A barrister for a friend of two rugby stars on trial for rape has begun to deliver his closing speech to Belfast Crown Court.
Gavan Duffy QC, representing Rory Harrison, who denies charges connected to the alleged incident in June 2016, told jurors they held a “huge amount of power” but warned they must be sure of any verdict.
Turning towards the eight men and three women, the defence counsel said: “There is one power that is removed from you.
“That is the power to change your mind.”
Mr Duffy told jurors they could not revisit the verdict in a week, a month or a year’s time.
He added: “You cannot undo a verdict once you have reached it.”
Paddy Jackson, 26, from Belfast’s Oakleigh Park, and Stuart Olding, 25, from Ardenlee Street in the city, deny raping the same woman at a house in south Belfast in June 2016.
Jackson denies a further charge of sexual assault.
Blane McIlroy, 26, denies exposure while Harrison, 25, denies perverting the course of justice and withholding information.
Mr Duffy urged the 11-person jury they must guard against any prejudice or sympathy which may arise out of the nature of the allegations.
He said: “This is a court of law. It is not a court of morality and it is certainly not a court of public opinion.”
Jurors must only consider the evidence to the “same high standard” as any criminal case, the court was told.
If they entertain “any single doubt” they must acquit, the barrister said.
Mr Duffy added: “It is only if you are firmly convinced that you can properly convict in this case, as in any case.”
Proving guilt is an “awfully high hurdle” for the prosecution, Mr Duffy said.
“To guard against the horrifying prospect that an innocent person is convicted of something that they did not do.”
Harrison was not treated “even handedly” by police investigating allegations of rape made against his friends Jackson and Olding, the court heard.
Mr Duffy said: “Mr Harrison has not been treated even handedly or fairly by the police in the way they investigated the case.”
The lawyer further suggested police had “bent over backwards” to facilitate a “theory” of what happened but treated with “contempt” accounts which did not fit in with that theory.
Referencing the importance of good character evidence, the lawyer told jurors: “Rory Harrison is a genuinely caring person. He is a kind person.
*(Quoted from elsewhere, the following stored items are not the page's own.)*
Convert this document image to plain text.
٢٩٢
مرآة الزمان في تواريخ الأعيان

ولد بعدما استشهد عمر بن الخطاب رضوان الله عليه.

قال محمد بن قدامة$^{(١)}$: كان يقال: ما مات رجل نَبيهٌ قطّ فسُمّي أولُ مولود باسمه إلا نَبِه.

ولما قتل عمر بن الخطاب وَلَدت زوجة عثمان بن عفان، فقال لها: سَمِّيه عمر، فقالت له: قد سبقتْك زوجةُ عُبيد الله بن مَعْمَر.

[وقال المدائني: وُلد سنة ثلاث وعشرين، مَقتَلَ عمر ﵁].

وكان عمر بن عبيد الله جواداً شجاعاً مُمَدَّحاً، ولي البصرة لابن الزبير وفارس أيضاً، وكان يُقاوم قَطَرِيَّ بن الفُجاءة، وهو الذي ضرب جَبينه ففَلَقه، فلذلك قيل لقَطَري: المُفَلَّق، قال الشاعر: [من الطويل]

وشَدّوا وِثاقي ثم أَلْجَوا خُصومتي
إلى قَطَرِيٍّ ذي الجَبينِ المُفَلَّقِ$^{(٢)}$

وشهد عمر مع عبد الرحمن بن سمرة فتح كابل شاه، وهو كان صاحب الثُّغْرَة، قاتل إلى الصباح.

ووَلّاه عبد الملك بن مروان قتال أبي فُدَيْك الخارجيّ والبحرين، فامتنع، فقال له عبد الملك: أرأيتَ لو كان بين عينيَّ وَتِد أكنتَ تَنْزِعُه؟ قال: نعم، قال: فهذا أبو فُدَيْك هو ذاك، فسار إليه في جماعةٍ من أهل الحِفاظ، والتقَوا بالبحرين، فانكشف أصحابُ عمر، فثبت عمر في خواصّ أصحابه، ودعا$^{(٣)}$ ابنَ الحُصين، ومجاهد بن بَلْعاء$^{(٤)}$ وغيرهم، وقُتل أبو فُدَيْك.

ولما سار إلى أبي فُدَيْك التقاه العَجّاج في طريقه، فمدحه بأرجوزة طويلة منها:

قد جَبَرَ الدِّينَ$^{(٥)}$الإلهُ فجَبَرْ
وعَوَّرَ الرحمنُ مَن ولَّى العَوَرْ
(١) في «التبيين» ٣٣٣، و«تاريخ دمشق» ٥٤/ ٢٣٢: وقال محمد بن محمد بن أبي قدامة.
He is an honest person and he is a modest person.”
The lawyer said court experience showed people of good character were “less likely to commit offences” and when they give evidence are more likely “to be telling the truth”.
“You must look at his evidence through the prism of his good character.
“At the risk of embarrassing him, I am suggesting to you that Rory Harrison’s character is exemplary.”